Alexios was in his mid-20’s when he became emperor. He had been a gifted and energetic military leader since his teens. His first major battle as emperor was against Robert Guiscard, a seasoned and successful warrior thirty years his senior. Unfortunately, this battle at Dyrrachium was a terrible and humiliating defeat for the Byzantines that Alexios barely survived. He returned to Constantinople and regrouped, realizing that he was not capable of defeating the Norman militarily. At least, not yet.
Instead, Alexios turned to the sophisticated diplomatic maneuvers that the Byzantines had used for generations. He sent what gold he had to the Holy Roman Emperor as payment for attacking Guiscard’s Italian holdings. He sent a disaffected Guiscard relative who had landed in the Byzantine court back to Italy to stir up more trouble. Soon Guiscard returned to Italy to protect his valuable holdings there. Alexios gained the breathing room he needed for several years to rebuild his armies and his finances.
“Recognize core values”
The Byzantine Empire identified itself as much by its Orthodox religion as it did by any political distinction. Alexios recognized this from the start of his reign. During the rebellion that led to his becoming emperor, some of his soldiers rampaged through Constantinople, pillaging what they could from its citizens. The outraged patriarch demanded that Alexios do penance for his soldiers’ terrible actions. The new emperor did so by wearing sackcloth for 40 days and sleeping on the ground with a stone for a pillow.

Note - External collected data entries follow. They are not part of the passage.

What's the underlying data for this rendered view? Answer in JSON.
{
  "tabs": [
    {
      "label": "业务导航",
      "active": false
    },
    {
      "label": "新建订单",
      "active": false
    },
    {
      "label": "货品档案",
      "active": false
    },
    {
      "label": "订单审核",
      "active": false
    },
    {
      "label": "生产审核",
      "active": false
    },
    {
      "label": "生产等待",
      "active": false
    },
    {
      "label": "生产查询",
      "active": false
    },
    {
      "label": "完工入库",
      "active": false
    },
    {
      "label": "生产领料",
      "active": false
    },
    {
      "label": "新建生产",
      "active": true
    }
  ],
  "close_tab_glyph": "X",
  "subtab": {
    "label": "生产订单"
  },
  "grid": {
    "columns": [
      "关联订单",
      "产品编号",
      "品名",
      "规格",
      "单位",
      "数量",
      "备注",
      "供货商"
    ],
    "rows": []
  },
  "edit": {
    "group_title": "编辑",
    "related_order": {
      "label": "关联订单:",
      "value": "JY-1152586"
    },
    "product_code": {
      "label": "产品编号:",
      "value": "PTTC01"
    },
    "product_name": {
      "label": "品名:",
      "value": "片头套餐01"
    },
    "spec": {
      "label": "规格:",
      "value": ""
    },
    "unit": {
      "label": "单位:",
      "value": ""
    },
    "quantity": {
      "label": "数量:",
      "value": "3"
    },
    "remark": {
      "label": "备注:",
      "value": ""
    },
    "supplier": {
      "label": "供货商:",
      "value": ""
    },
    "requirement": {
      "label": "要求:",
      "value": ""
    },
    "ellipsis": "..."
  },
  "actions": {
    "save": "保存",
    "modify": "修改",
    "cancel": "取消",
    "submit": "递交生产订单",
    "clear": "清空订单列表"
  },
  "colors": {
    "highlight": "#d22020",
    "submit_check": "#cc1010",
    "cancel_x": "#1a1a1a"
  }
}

Later, the empire’s dreadful financial situation became especially bad. Alexios and his chief advisor, his mother Anna Dalassena, came up with the solution of confiscating gold from the empire’s monasteries. Anna Dalassena had watched a quarter century earlier when Alexios’ uncle, the Emperor Isaac I Comnenus, tried the same thing. The result was a catastrophe due to an unwilling patriarch, which contributed to Isaac’s ultimate abdication. Anna did not want her son to experience that same kind of turmoil. Fortunately, she had had the foresight to install a new patriarch who was a friend to the Comnenus family. The compliant patriarch made no complaints when Anna and Alexios made the same request that Isaac had made.
Jared Diamond’s points about how to effectively deal with a crisis seem spot on when looking at the reign of Alexios I Comnenus and how he addressed one of the Byzantine Empire’s worst crises. It is just unfortunate that Byzantine history is not more widely known and appreciated for this and the many other lessons it can teach.